18 junho, 2008

Stop. Beijos.


Há 32 anos pelas 9 da manhã, cruzei-me numa das ruas principais de Ponta Delgada com o Conservador da cidade de quem já não recordo o nome, mas de que lembro perfeitamente a figura. Era um homem envelhecido pelo álcool e era muito amigo do meu pai Virgílio com quem costumava iniciar o dia a beber gin tónico, antes que cada um deles se dirigisse ao seu local de trabalho.
Eu tinha decidido há poucos dias fazer a vontade à família e legalizar a minha união de facto. Afinal estava grávida do meu primeiro filho e sabia que seria um desgosto muito grande para a minha mãe que não estivesse casada quando ele nascesse. Por isso tinha mandado pedir os papéis necessários para o casamento e o prazo para o fim do decorrer dos "banhos" estava longe. O meu querido Virgílio fazia anos nesse dia. E o Conservador passou por mim e disse-me, casas hoje às 4 da tarde. Assim. Sem mais nem menos.
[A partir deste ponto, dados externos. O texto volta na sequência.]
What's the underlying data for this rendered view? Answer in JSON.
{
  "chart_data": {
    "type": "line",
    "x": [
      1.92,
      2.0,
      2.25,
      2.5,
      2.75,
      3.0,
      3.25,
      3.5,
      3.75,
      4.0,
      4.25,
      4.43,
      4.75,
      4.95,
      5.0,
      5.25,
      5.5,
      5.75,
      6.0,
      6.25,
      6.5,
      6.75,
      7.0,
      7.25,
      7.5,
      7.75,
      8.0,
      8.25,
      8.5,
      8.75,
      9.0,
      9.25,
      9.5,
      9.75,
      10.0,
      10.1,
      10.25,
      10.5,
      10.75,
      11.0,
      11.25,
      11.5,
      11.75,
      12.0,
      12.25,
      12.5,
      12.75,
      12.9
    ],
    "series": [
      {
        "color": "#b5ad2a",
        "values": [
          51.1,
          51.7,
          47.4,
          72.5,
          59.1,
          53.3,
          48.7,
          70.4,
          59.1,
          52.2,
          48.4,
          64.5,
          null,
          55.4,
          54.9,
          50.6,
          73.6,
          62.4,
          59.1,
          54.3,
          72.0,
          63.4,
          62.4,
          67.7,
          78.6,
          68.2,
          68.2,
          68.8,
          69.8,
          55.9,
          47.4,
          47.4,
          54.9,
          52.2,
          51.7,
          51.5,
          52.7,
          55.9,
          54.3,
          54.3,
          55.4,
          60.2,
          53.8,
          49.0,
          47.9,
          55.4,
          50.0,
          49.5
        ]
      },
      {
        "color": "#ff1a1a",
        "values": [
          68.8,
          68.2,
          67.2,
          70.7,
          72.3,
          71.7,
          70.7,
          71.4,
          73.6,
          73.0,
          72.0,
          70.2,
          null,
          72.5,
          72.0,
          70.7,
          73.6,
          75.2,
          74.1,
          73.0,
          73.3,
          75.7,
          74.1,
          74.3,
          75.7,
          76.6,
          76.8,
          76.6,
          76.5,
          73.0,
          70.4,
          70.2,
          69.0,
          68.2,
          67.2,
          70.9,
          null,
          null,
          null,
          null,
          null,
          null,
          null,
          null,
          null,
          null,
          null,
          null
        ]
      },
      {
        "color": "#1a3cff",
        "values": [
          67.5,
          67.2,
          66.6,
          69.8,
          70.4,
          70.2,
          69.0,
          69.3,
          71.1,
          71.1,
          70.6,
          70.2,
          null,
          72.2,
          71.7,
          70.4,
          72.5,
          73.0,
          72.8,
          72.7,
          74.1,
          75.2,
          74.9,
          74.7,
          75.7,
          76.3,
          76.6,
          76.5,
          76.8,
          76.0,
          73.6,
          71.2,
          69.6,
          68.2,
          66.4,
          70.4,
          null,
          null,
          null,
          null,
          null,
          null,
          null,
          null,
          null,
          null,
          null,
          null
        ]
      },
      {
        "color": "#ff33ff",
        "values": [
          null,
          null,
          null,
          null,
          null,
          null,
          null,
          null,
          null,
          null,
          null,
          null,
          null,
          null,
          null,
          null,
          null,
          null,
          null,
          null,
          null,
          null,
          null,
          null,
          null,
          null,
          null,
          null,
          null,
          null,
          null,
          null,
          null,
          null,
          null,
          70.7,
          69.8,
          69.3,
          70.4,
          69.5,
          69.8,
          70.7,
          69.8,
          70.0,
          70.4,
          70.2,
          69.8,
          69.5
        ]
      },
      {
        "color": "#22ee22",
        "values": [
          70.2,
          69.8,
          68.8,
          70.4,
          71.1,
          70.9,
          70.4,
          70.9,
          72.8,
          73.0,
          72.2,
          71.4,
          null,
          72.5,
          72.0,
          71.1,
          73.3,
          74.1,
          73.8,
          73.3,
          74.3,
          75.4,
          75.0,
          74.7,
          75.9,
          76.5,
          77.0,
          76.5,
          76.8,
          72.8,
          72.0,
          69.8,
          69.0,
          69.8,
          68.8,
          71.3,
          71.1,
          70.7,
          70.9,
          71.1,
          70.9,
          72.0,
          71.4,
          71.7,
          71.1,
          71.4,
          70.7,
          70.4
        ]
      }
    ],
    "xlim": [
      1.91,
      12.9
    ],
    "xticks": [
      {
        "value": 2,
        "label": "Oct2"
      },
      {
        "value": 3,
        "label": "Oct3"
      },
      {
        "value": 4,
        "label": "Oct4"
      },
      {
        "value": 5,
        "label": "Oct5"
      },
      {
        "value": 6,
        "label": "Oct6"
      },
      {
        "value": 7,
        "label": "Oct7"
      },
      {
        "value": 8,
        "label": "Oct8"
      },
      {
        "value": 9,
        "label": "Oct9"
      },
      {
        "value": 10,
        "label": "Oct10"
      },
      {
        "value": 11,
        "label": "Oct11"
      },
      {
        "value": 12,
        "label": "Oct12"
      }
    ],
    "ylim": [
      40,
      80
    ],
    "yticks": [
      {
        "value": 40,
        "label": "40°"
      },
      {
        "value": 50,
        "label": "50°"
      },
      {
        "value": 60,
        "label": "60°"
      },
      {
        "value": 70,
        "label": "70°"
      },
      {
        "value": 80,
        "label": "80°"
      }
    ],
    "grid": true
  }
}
Qualquer mulher ficaria com certeza bem atrapalhada numa situação destas. Afinal é o dia com que a maioria das raparigas sonha. Entrei no Gil, onde o meu pai Virgílio costumava iniciar o dia com o seu amigo e demos-lhe a novidade. Ficou encantado, puxou da carteira e disse-me vai comprar um vestido bem bonito. Recusei a oferta. Não me sentia noiva, não queria casar de noiva, para mim aquele era um dia igual a todos os outros com a diferença de que teria que entrar na Conservatória às 4 da tarde, acompanhada do meu companheiro e duas testemunhas para assinar uns papéis que fariam de mim a senhora "fulana de tal".
Mas para o Virgílio o dia era de festa. Fazia anos, casava o filho com uma rapariga que ele considerava filha de todo o coração e que o amava da mesma maneira.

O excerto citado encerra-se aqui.